#225 反抗への反抗
ラジオでの収録が終わるとフェリーサと共にスタジオの外へと出る。レシェールからはそこらへんで休んでろとのことで、翠たちはスタジオの前の小さい屋台の席に座っていた。丁度昼時で目の前にはレシェールが注文していた料理が置かれていた。湯気が立っているうちに食べたほうが良さそうな気はするものの、その色のせいで手をつける気力は沸かなかった。
フェリーサの表情はこれからの期待に満ちて平穏だった。だが、自分の前に置かれた食事をどけて、いきなりテーブルに突っ伏してしまった。
"Edixa mi tieesn!"
テーブルの下でゆらゆらと足を振っているのは椅子が少し高めで彼女の足が地面に付かないからであった。数十分にしろ、リパライン語とアイル語の相互通訳ですっかり疲れた様子だった。翠の練度では日本語とリパライン語の相互通訳なんて絶対に無理だろう。彼女には感謝しなければならない。
足を振る様子だけ見ていると中学生らしい幼さを感じられる。だが、彼女は亡国となった祖国ラネーメから来て生きるためにリパライン語を独学し、賭博とイカサマに長けていてアイル語とリパライン語の相互通訳が出来る――というのは何ともその外見から見えそうな人物像を破壊していた。彼女の過去を何も知らないというのに良くここまで付き合ってこれたなと思える。
"Lecu miss knloan, felircasti. Fqa es doisn."
フェリーサは顔を上げて無言で翠を見つめていた。そう言っておいて、テーブルの上にある料理は全く手がつけられていない。翠はため息をついて目の前に置かれていた変な香りのする麺料理を手前に引き寄せた。色も不安になるような目が痛くなるようなビビッドな緑色だ。料理スキル持ちでない異世界転生者でも美味いものを食べさせてもらえるというのに何故自分だけこんな目に合うのだろう。こんな得体の知れないものを食べるならユエスレオネに居た時の質素な粥のほうがマシである。
"Co knloan niv?"
"Mer...... Liaxu mi mili isil ny kysen."
"Fqa es doisn, ers niv? La lex is doisn niv fasta isil kysen."
フェリーサはいたずらっぽく半目で翠に迫ってきた。足がつかないからか傾けた体がバランスを崩して翠に寄っかかる。彼女の近さと鋭い質問に翠は苦笑で返すことしか出来なかった。何気なく別の話を切り出そうとしたところ、両脇に見知らぬ男たちがいきなり座ってきた。PMCF人らしき風貌で服装は大分ラフで粗暴さを感じさせる。軽蔑したような視線が二人を見ていた。
"Ej, deliu co pusnist vosepust ol elx shrlo tydiest yuesleone ja, simmakasuka-sti."
"Harmie?"
PMCF人の片方が喋る言葉は訛りに包まれていた。ただ、大都市の住民だからなのか、リパライン語は大分理解できるらしかった。単なる訛りならともかく、それが耳障りに聞こえてくるのは嘲笑がまとわりついているからだ。ただ単に酷い目に会っている人間たちの反抗を安全なところから見下げて、まともに取り合おうともしない奴ら――関わってはいけないような人間たちだと感じる。かといって、レシェールから待機しろと言われている以上、ここから動くことは出来ない。

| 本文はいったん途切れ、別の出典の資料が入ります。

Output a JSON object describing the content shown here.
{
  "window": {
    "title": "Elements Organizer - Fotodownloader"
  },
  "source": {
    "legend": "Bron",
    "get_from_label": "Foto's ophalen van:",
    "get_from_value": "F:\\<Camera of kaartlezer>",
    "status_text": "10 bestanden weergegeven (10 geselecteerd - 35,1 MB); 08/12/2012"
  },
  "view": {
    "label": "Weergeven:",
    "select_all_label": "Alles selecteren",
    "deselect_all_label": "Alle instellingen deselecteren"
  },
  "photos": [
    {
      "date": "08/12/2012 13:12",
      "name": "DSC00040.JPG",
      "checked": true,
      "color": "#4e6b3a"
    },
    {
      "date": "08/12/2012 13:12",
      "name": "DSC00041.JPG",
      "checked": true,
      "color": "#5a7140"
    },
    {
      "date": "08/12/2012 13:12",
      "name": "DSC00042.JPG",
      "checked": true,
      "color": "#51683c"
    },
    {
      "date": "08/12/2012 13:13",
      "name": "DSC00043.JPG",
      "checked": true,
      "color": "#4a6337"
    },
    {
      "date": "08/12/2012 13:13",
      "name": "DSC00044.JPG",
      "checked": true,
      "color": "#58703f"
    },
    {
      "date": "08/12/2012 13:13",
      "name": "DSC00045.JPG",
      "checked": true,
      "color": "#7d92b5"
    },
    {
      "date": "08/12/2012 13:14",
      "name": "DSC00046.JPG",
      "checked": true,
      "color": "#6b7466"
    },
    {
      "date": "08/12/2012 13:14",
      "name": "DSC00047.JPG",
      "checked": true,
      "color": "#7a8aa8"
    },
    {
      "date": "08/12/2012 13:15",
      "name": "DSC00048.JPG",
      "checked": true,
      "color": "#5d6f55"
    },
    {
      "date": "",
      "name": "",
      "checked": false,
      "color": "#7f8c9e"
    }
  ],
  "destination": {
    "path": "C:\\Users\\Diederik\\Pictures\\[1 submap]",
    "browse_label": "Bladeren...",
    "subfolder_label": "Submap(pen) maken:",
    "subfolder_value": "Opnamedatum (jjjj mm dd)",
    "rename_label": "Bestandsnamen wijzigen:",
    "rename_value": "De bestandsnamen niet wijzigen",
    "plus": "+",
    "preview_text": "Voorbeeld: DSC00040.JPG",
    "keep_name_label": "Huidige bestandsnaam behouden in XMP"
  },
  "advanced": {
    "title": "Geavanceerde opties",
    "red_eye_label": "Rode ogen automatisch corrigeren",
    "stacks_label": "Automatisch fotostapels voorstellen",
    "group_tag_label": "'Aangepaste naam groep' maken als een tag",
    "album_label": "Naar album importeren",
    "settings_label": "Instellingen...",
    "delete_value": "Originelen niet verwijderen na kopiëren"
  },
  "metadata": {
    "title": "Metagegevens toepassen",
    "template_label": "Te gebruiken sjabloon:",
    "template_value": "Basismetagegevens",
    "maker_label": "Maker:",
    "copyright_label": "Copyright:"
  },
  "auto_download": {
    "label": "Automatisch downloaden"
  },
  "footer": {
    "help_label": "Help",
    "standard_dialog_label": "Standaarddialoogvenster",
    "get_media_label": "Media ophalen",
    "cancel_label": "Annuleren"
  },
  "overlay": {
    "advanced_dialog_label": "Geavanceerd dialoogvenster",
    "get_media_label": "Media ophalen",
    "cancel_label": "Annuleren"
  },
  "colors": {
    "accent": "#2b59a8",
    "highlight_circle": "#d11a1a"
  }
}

そんなことを思っているうちに笑っていたフェリーサの表情は豹変していた。絡んできた男たちを睨みつけると男たちはそれを茶化すように怯んだふりをしていた。フェリーサの手は強く握られて、怒りに震えていた。翠には沸点が低い彼女をこのまま彼らと付き合わせていては何か良くないことが起こりそうな気がしていた。
"Harmie? Co celes issydujo mi'st?"
"......!"
フェリーサの怒りが威圧感となって感じられる。翠がラジオで言っていた通りに彼女は暴力に訴えないように自制しているのだろう。その怒りが彼女の小さな体を震わせているのだろう。いい加減、翠には見ていられなかった。立ち上がってフェリーサの視線を遮るように男たちに近づく。
"Pusnist lkufo co'st. Harmie coss celdin niv korxli'a? Celdiner korxli'a es cossa'd icco."
"Miss qune niv ja! Fi coss tisod veleso celdino, pusnist lkurfo melx shrlo duxien!"
"Ej!"
翠が反論しようとしたところで後ろからレシェールの声で呼びかけられる。移動用の車の前で咎めるような顔で翠を見て、手招きしていた。男たちを無視してレシェールの方へと向かう。きっと自分は苦虫を噛み潰したような顔をしているだろうと思った。フェリーサも沈黙を保っていたが、怒りに満ちた目がその感情を隠しはしなかった。